4. Tujuan pendidikan memungkinkan si pendidik menilai usahanya, hingga
manakah tujuan itu tercapai.
11
5. Tujuan pendidikan memberiakan motivasi atau dorongan bagi kegiatan –
kegiatan pendidikan
12
BAB III
PENUTUP
A. KESIMPULAN
Landasan filosofis bersumber dari pandangan-pandangan dalam filsafat
pendidikan, menyangkut keyakianan terhadap hakekat manusia, keyakinan
tentang sumber nilai, hakekat pengetahuan, dan tentang kehidupan yang lebih
baik dijalankan. Aliran filsafat yang kita kenal sampai saat ini adalah
Perenialisme, Esensialisme, Pragmatisme, Progresivisme, Rekonstruksionisme
dan Behavorisme.
Pasal 2 UU RI No.2 Tahun 1989 menetapkan bahwa pendidikan nasional
berdasarkan pancasila dan UUD 1945. sedangkan Ketetapan MPR RI No.

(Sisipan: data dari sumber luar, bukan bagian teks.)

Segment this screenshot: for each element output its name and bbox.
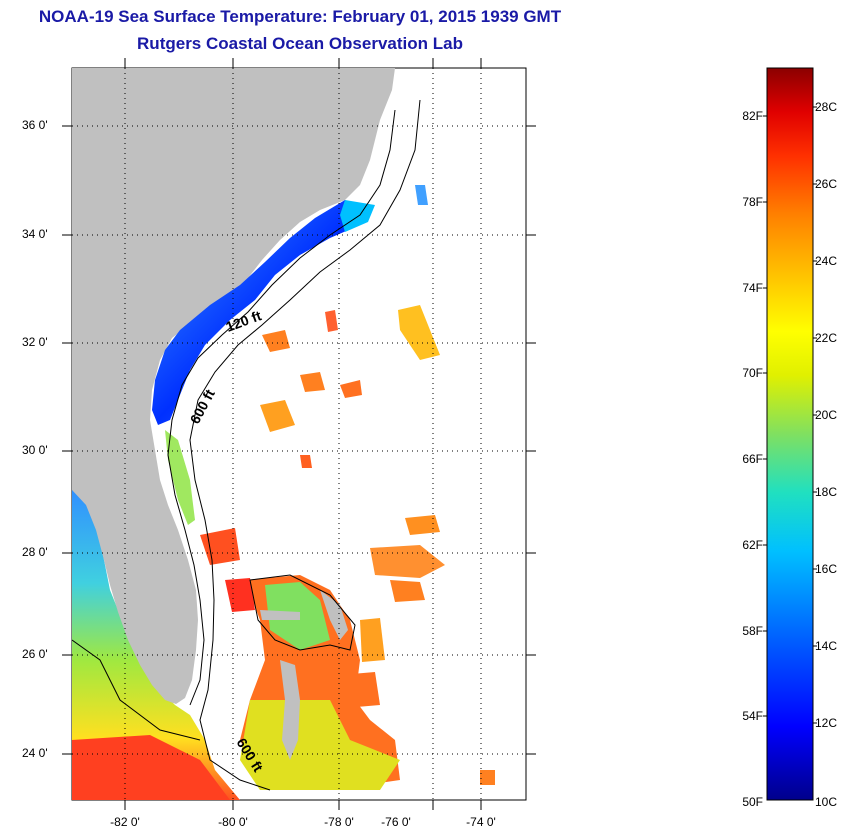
lon-label-74: -74 0' — [466, 815, 496, 829]
colorbar-label-58f: 58F — [742, 624, 763, 638]
coastal-cyan-patch — [340, 200, 375, 232]
colorbar-label-54f: 54F — [742, 709, 763, 723]
colorbar-label-20c: 20C — [815, 408, 838, 422]
lat-label-32: 32 0' — [22, 335, 48, 349]
colorbar-label-22c: 22C — [815, 331, 838, 345]
colorbar-label-74f: 74F — [742, 281, 763, 295]
colorbar-label-24c: 24C — [815, 254, 838, 268]
land-mass — [72, 68, 395, 704]
gulf-warm-band — [72, 735, 230, 800]
colorbar-label-82f: 82F — [742, 109, 763, 123]
bahamas-yellow — [240, 700, 400, 790]
andros-island — [280, 660, 300, 760]
lat-label-36: 36 0' — [22, 118, 48, 132]
lon-label-82: -82 0' — [110, 815, 140, 829]
grand-bahama — [260, 610, 300, 620]
map-title: NOAA-19 Sea Surface Temperature: Februar… — [38, 7, 562, 26]
bahamas-contour — [249, 574, 356, 651]
map-subtitle: Rutgers Coastal Ocean Observation Lab — [137, 34, 463, 53]
lat-label-24: 24 0' — [22, 746, 48, 760]
colorbar-label-66f: 66F — [742, 452, 763, 466]
lat-label-26: 26 0' — [22, 647, 48, 661]
lon-label-76: -76 0' — [381, 815, 411, 829]
lon-label-80: -80 0' — [218, 815, 248, 829]
colorbar-label-78f: 78F — [742, 195, 763, 209]
colorbar-label-28c: 28C — [815, 100, 838, 114]
gulf-contour — [72, 639, 201, 741]
lat-label-34: 34 0' — [22, 227, 48, 241]
abaco-island — [320, 590, 348, 640]
lon-label-78: -78 0' — [324, 815, 354, 829]
colorbar-label-62f: 62F — [742, 538, 763, 552]
map-grid — [72, 68, 526, 800]
depth-contour-600ft — [189, 99, 421, 791]
colorbar-label-18c: 18C — [815, 485, 838, 499]
colorbar-label-10c: 10C — [815, 795, 838, 809]
gulf-sst-field — [72, 490, 240, 800]
colorbar-label-16c: 16C — [815, 562, 838, 576]
colorbar-label-26c: 26C — [815, 177, 838, 191]
colorbar-ticks — [763, 106, 817, 724]
colorbar-label-70f: 70F — [742, 366, 763, 380]
depth-contour-120ft — [167, 109, 396, 706]
colorbar-label-12c: 12C — [815, 716, 838, 730]
lat-label-28: 28 0' — [22, 545, 48, 559]
colorbar-label-14c: 14C — [815, 639, 838, 653]
offshore-sst-patches — [200, 185, 495, 785]
florida-coastal-green — [165, 430, 195, 525]
axis-ticks — [62, 58, 536, 810]
colorbar — [766, 67, 814, 801]
lat-label-30: 30 0' — [22, 443, 48, 457]
colorbar-label-50f: 50F — [742, 795, 763, 809]
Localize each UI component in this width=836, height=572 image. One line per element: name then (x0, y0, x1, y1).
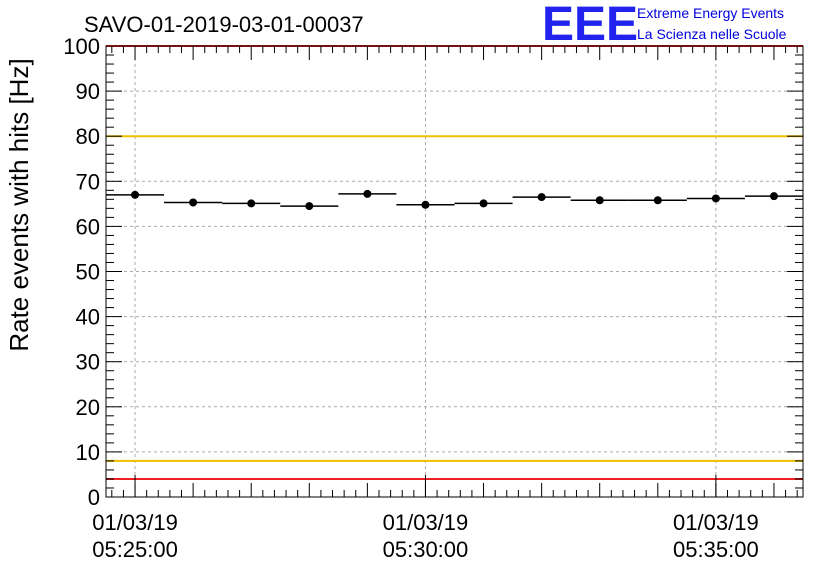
y-tick-label: 40 (76, 305, 100, 330)
data-point-1 (164, 198, 223, 207)
data-point-5 (396, 200, 455, 209)
data-marker (653, 196, 662, 205)
data-point-0 (106, 190, 165, 199)
chart-title: SAVO-01-2019-03-01-00037 (84, 12, 364, 37)
y-tick-label: 30 (76, 350, 100, 375)
data-point-6 (454, 199, 513, 208)
y-tick-label: 10 (76, 440, 100, 465)
y-tick-label: 0 (88, 485, 100, 510)
logo-line-1: Extreme Energy Events (637, 5, 784, 21)
y-axis-label: Rate events with hits [Hz] (4, 58, 34, 351)
eee-logo-mark: EEE (542, 0, 638, 51)
data-marker (247, 199, 256, 208)
x-tick-time: 05:25:00 (92, 537, 178, 562)
x-tick-date: 01/03/19 (383, 510, 469, 535)
y-tick-label: 20 (76, 395, 100, 420)
data-marker (421, 200, 430, 209)
y-tick-label: 70 (76, 169, 100, 194)
grid-lines (106, 46, 803, 497)
data-point-8 (570, 196, 629, 205)
reference-lines (106, 45, 803, 480)
y-tick-label: 50 (76, 260, 100, 285)
eee-logo: EEE Extreme Energy Events La Scienza nel… (542, 0, 787, 51)
y-axis: 0 10 20 30 40 50 60 70 80 90 100 (63, 34, 803, 510)
data-point-3 (280, 202, 339, 211)
data-marker (595, 196, 604, 205)
data-point-11 (744, 192, 803, 201)
y-tick-label: 60 (76, 214, 100, 239)
x-axis: 01/03/1905:25:0001/03/1905:30:0001/03/19… (92, 46, 798, 562)
data-marker (363, 189, 372, 198)
logo-line-2: La Scienza nelle Scuole (637, 26, 787, 42)
y-tick-label: 100 (63, 34, 100, 59)
data-point-7 (512, 193, 571, 202)
data-marker (537, 193, 546, 202)
y-tick-label: 80 (76, 124, 100, 149)
data-marker (189, 198, 198, 207)
x-tick-date: 01/03/19 (673, 510, 759, 535)
x-tick-time: 05:35:00 (673, 537, 759, 562)
data-marker (479, 199, 488, 208)
data-point-9 (628, 196, 687, 205)
data-marker (131, 190, 140, 199)
x-tick-date: 01/03/19 (92, 510, 178, 535)
data-points (106, 189, 803, 211)
data-marker (305, 202, 314, 211)
data-marker (769, 192, 778, 201)
x-tick-time: 05:30:00 (383, 537, 469, 562)
data-point-2 (222, 199, 281, 208)
y-tick-label: 90 (76, 79, 100, 104)
data-marker (711, 194, 720, 203)
data-point-4 (338, 189, 397, 198)
data-point-10 (686, 194, 745, 203)
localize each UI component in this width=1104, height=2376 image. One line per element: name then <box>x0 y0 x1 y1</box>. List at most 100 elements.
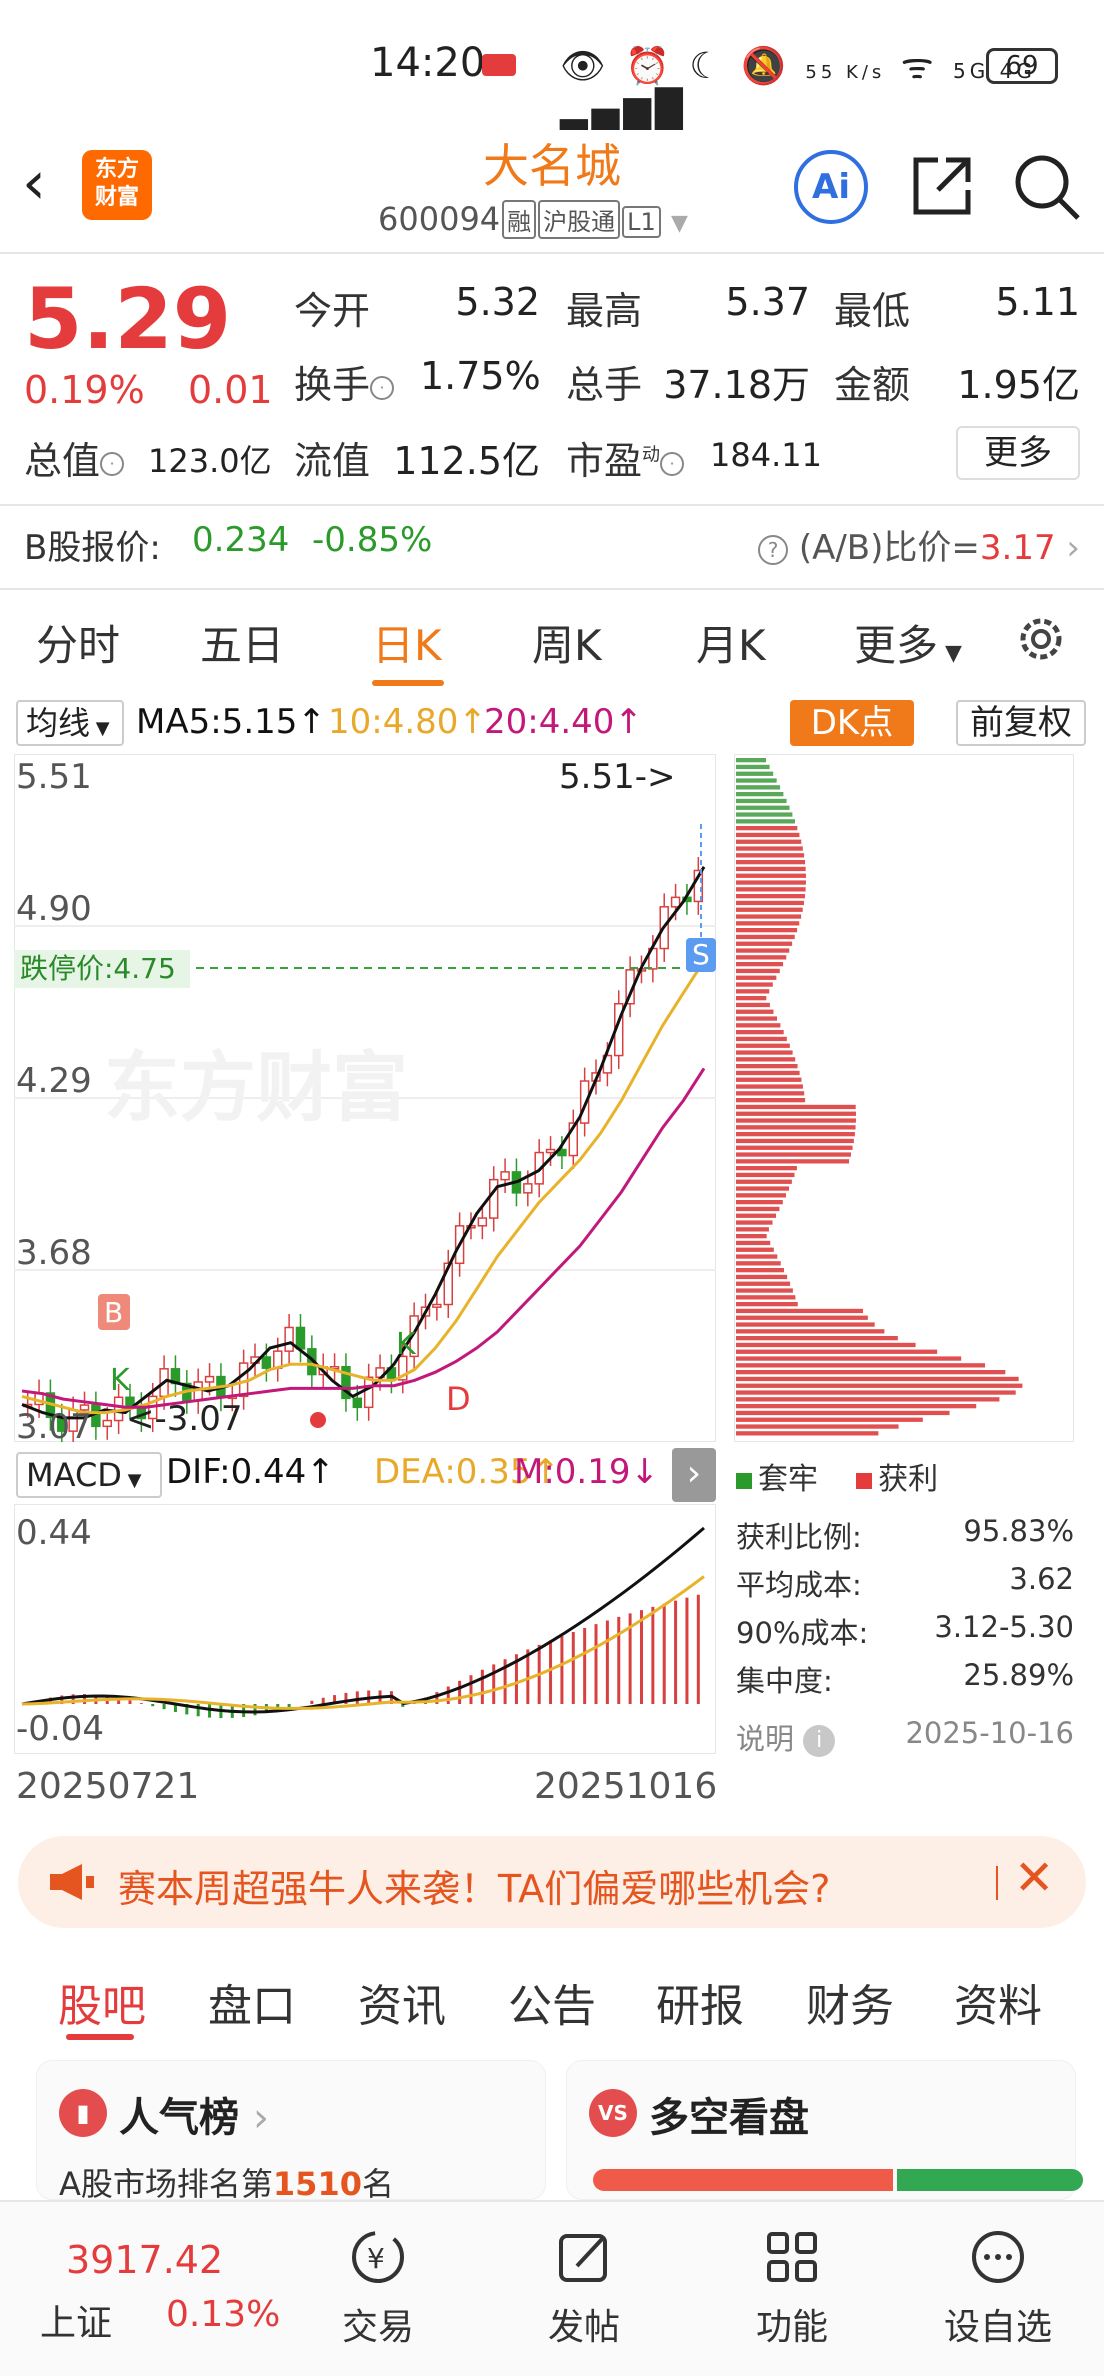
candle <box>125 1396 135 1407</box>
kline-chart[interactable]: 东方财富 跌停价:4.75 5.51 4.90 4.29 3.68 3.07 5… <box>14 754 716 1442</box>
chip-bar <box>736 1179 792 1184</box>
popularity-title: 人气榜 › <box>119 2095 269 2141</box>
chip-bar <box>736 1295 796 1300</box>
chip-bar <box>736 1376 1019 1382</box>
tab-forum[interactable]: 股吧 <box>58 1981 146 2032</box>
chip-bar <box>736 1404 977 1409</box>
ma-selector[interactable]: 均线 ▼ <box>16 700 124 746</box>
megaphone-icon <box>50 1864 94 1900</box>
macd-selector[interactable]: MACD ▼ <box>16 1452 162 1498</box>
b-share-label: B股报价: <box>24 528 161 568</box>
chart-icon: ▮ <box>59 2089 107 2137</box>
chip-bar <box>736 1159 850 1164</box>
chip-bar <box>736 1009 774 1014</box>
chevron-down-icon: ▼ <box>121 1470 142 1491</box>
nav-add-watchlist[interactable]: 设自选 <box>938 2228 1058 2350</box>
index-change[interactable]: 0.13% <box>166 2294 281 2335</box>
dk-point-button[interactable]: DK点 <box>790 700 914 746</box>
chip-bar <box>736 1356 962 1361</box>
chip-bar <box>736 1172 795 1178</box>
macd-chart[interactable]: 0.44 -0.04 <box>14 1504 716 1754</box>
candle <box>568 1122 579 1157</box>
chevron-down-icon: ▼ <box>938 641 962 666</box>
grid-icon <box>767 2232 817 2282</box>
k-marker-1: K <box>110 1363 131 1398</box>
stock-code-row[interactable]: 600094 融沪股通 L1 ▼ <box>378 200 688 239</box>
chip-bar <box>736 812 793 817</box>
chip-bar <box>736 1118 856 1123</box>
ma10-label: 10:4.80↑ <box>328 702 487 742</box>
ai-button[interactable]: Ai <box>794 150 868 224</box>
tab-5day[interactable]: 五日 <box>200 621 285 670</box>
tab-more[interactable]: 更多 ▼ <box>854 621 962 670</box>
chip-bar <box>736 900 804 906</box>
tab-orderbook[interactable]: 盘口 <box>208 1981 296 2032</box>
nav-trade[interactable]: ¥ 交易 <box>318 2228 438 2350</box>
info-icon[interactable]: · <box>660 451 685 476</box>
chip-bar <box>736 921 800 926</box>
chevron-down-icon: ▼ <box>670 211 688 236</box>
candle <box>204 1375 215 1383</box>
volume-label: 总手 <box>566 363 643 407</box>
tab-news[interactable]: 资讯 <box>358 1981 446 2032</box>
chip-bar <box>736 1166 797 1171</box>
back-icon[interactable]: ‹ <box>22 148 46 218</box>
tab-daily-k[interactable]: 日K <box>372 621 442 670</box>
tab-research[interactable]: 研报 <box>656 1981 744 2032</box>
avg-cost-row: 平均成本: 3.62 <box>736 1562 1074 1602</box>
banner-separator <box>996 1866 998 1900</box>
info-icon[interactable]: · <box>370 375 395 400</box>
tag-level: L1 <box>622 206 661 238</box>
nav-functions[interactable]: 功能 <box>732 2228 852 2350</box>
chip-bar <box>736 1213 777 1218</box>
chip-bar <box>736 1098 806 1103</box>
chip-bar <box>736 1152 851 1157</box>
m-label: M:0.19↓ <box>514 1452 659 1492</box>
chip-note[interactable]: 说明 i <box>736 1716 836 1758</box>
chip-bar <box>736 928 798 933</box>
start-date: 20250721 <box>16 1766 200 1807</box>
bullbear-card[interactable]: VS 多空看盘 <box>566 2060 1083 2200</box>
low-annotation: <-3.07 <box>126 1399 242 1439</box>
tab-weekly-k[interactable]: 周K <box>532 621 602 670</box>
search-icon[interactable] <box>1010 150 1084 224</box>
candle <box>398 1355 408 1381</box>
dea-label: DEA:0.35↑ <box>374 1452 560 1492</box>
edit-icon <box>559 2234 607 2282</box>
tab-intraday[interactable]: 分时 <box>36 621 121 670</box>
info-icon[interactable]: · <box>100 451 125 476</box>
help-icon[interactable]: ? <box>758 534 788 565</box>
promo-banner[interactable]: 赛本周超强牛人来袭！TA们偏爱哪些机会? ✕ <box>18 1836 1086 1928</box>
chevron-right-icon[interactable]: › <box>672 1448 716 1502</box>
chip-bar <box>736 1084 803 1089</box>
nav-post[interactable]: 发帖 <box>524 2228 644 2350</box>
gear-icon[interactable] <box>1014 612 1068 666</box>
watermark: 东方财富 <box>104 1043 408 1132</box>
chip-bar <box>736 860 806 865</box>
b-share-row[interactable]: B股报价: 0.234 -0.85% ? (A/B)比价=3.17 › <box>0 0 1104 568</box>
popularity-card[interactable]: ▮ 人气榜 › A股市场排名第1510名 <box>36 2060 546 2203</box>
volume-value: 37.18万 <box>663 363 810 407</box>
eastmoney-logo[interactable]: 东方 财富 <box>82 150 152 220</box>
candle <box>79 1404 90 1411</box>
tab-monthly-k[interactable]: 月K <box>696 621 766 670</box>
chip-bar <box>736 778 777 783</box>
index-name[interactable]: 上证 <box>40 2303 113 2344</box>
tab-finance[interactable]: 财务 <box>806 1981 894 2032</box>
chip-bar <box>736 1057 796 1062</box>
close-icon[interactable]: ✕ <box>1014 1850 1055 1906</box>
index-value[interactable]: 3917.42 <box>66 2238 224 2282</box>
b-share-change: -0.85% <box>312 520 433 560</box>
tab-profile[interactable]: 资料 <box>954 1981 1042 2032</box>
chip-bar <box>736 792 784 797</box>
tab-announcements[interactable]: 公告 <box>508 1981 596 2032</box>
profit-ratio-row: 获利比例: 95.83% <box>736 1514 1074 1554</box>
share-icon[interactable] <box>908 152 976 220</box>
pe-value: 184.11 <box>710 436 822 474</box>
dea-line <box>21 1575 705 1710</box>
chip-distribution-chart[interactable] <box>734 754 1074 1442</box>
huawei-badge-icon <box>482 54 516 76</box>
more-button[interactable]: 更多 <box>956 426 1080 480</box>
adjust-mode-button[interactable]: 前复权 <box>956 700 1086 746</box>
ma-lines <box>21 866 706 1420</box>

II/MPR/1978 tentang P4 menegaskan pula bahwa Pancasila adalah jiwa
seluruh rakyat indonesia, kepribadian bangsa Indonesia, pandangan hidup
bangsa Indonesia, dan dasar negara Indonesia. Pancasila merupakan sumber
dari segala gagasan mengenai wujud manusia sebagai individu atau sosial yang
dianggap baik., sumber dari segala sumber yang dijadikan sebagai acuan,
keputusan dan tindakan dalam pendidikan.
Dalam ketetapan MPR RI diatas memberi petunjuk-petunjuk nyata dan
jelas wujud pengamalan kelima sila dari Pancasila. Bagi bidang pendidikan, hal
itu sangat penting karena akan terdapat kepastian nilai yang menjadi pedoman
dalam pelaksanaan pendidikan.
B. SARAN
Penulis menyadari terdapat banyak kesalahan dalam makalah ini. Penulis
meminta kritik dan saran pembaca untuk memperbaiki makalah ini.